O chefe de Estado moçambicano falava em Maputo durante a cerimónia de tomada de posse do novo juiz conselheiro do Tribunal Supremo, Henrique Carlos Xavier.

Para o Presidente moçambicano, o combate contra os grupos armados que têm protagonizado ataques em Cabo Delgado exige uma ação conjunta e que, além de celeridade, garanta a responsabilização exemplar dos autores destas incursões.

“Temos de continuar juntos no combate à violência armada em Cabo Delgado, responsabilizando criminalmente os terroristas que são neutralizados e encaminhados aos tribunais”, frisou Filipe Nyusi.

“Queremos que prevaleça o sentimento de que os criminosos são exemplarmente punidos no nosso país”, acrescentou.

Filipe Nyusi alertou ainda para a circulação de informações falsas e manipuladas sobre a situação em Cabo Delgado.

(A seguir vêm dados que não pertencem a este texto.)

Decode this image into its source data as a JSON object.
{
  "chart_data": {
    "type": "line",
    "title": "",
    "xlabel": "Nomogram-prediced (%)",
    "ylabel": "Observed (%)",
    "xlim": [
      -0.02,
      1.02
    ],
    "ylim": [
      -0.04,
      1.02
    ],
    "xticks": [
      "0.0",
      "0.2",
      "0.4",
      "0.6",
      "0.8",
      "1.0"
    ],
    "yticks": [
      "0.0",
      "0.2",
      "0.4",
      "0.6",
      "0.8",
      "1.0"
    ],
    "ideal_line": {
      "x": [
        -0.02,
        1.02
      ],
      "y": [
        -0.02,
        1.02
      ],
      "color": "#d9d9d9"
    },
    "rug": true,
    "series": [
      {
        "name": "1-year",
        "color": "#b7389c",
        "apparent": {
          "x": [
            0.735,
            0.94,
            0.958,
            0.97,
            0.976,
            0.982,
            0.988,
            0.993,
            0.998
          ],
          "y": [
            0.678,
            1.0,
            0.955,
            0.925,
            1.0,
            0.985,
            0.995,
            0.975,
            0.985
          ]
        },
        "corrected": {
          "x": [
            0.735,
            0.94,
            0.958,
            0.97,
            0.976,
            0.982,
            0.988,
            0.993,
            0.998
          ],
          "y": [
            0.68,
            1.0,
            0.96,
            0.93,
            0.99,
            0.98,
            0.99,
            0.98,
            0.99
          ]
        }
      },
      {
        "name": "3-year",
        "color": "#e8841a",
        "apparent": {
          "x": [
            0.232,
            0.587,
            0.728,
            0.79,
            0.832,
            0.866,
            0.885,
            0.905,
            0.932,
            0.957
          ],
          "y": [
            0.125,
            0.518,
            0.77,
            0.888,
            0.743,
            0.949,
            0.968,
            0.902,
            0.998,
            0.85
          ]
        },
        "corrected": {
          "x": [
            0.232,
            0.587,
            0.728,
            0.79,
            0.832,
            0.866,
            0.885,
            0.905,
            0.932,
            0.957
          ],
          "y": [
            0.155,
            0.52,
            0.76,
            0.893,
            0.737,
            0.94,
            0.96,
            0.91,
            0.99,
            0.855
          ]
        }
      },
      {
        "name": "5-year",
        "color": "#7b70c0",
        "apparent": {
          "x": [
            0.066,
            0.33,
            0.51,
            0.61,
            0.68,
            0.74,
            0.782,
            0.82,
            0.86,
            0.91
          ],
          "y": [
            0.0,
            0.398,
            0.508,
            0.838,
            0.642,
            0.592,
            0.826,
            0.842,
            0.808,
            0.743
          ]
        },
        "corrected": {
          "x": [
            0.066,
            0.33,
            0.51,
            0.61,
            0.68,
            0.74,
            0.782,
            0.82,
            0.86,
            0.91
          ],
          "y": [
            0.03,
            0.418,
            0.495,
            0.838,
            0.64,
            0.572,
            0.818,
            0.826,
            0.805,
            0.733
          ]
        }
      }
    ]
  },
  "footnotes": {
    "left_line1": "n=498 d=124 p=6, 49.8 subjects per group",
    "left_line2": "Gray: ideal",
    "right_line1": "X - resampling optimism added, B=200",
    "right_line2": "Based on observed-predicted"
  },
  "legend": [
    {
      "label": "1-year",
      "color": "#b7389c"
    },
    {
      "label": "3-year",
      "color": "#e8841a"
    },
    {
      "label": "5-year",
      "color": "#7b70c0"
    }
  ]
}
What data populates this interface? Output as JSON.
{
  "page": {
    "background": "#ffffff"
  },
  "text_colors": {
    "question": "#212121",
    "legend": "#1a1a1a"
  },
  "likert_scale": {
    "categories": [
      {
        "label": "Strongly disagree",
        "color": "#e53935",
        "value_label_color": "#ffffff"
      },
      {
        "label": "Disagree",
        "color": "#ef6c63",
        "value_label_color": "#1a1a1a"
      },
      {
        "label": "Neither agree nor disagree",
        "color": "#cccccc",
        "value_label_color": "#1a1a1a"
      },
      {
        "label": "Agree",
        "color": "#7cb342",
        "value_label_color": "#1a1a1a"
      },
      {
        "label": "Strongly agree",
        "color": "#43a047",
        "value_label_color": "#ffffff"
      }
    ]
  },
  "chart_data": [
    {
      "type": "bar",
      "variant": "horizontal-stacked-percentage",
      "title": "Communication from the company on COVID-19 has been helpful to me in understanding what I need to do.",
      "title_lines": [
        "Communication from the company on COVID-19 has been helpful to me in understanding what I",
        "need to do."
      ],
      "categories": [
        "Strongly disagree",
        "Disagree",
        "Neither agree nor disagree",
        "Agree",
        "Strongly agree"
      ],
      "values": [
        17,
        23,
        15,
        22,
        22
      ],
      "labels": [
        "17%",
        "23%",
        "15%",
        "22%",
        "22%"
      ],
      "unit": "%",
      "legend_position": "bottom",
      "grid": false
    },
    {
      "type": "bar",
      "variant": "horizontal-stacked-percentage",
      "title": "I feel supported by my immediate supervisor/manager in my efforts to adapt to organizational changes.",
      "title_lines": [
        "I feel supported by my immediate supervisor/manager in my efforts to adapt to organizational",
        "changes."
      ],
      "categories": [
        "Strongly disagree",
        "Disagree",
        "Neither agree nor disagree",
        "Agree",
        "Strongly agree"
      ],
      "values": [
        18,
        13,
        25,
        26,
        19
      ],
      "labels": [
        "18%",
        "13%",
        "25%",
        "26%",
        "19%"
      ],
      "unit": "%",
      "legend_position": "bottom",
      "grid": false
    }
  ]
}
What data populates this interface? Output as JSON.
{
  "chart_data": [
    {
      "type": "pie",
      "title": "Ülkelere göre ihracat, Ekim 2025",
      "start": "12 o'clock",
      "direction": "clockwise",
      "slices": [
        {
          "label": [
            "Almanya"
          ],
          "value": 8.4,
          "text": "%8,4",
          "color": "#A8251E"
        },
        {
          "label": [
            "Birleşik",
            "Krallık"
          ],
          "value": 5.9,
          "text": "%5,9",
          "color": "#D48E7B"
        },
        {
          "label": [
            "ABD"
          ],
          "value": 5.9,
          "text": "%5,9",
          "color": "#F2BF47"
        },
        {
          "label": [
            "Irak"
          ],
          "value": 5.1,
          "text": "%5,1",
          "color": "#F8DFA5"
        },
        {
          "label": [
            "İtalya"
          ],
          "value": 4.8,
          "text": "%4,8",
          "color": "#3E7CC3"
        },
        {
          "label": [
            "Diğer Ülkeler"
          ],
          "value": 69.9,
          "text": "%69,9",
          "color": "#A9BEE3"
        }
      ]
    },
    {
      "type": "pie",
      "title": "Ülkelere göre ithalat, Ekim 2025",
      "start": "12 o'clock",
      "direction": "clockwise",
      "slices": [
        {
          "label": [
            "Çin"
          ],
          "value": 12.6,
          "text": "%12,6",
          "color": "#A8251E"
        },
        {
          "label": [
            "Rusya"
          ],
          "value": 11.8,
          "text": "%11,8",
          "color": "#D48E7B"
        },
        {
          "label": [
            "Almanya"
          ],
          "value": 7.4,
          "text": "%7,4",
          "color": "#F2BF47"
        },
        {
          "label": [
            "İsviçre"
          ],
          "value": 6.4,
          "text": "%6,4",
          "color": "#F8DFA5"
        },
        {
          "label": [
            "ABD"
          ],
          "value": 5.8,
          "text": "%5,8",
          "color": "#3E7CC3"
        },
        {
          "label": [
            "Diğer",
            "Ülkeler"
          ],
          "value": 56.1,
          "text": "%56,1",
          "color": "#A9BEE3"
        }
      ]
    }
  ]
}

“A pátria deve unir-se contra estes atos pois as grandes nações que conseguem sucessos prevalecem vigilantes contra este tipo de tendências e não permitem a desinformação contra o próprio povo”, declarou.

Cabo Delgado, província onde avança o maior investimento privado de África para exploração de gás natural, está sob ataque desde outubro de 2017 por insurgentes, classificados desde o início do ano pelas autoridades moçambicanas e internacionais como uma ameaça terrorista.

As incursões de grupos armados nos últimos dois anos e meio naquela província já provocaram a morte de, pelo menos, 700 pessoas.

As Nações Unidas estimam que os ataques armados na província provocaram uma crise humanitária que afeta 211.000 pessoas.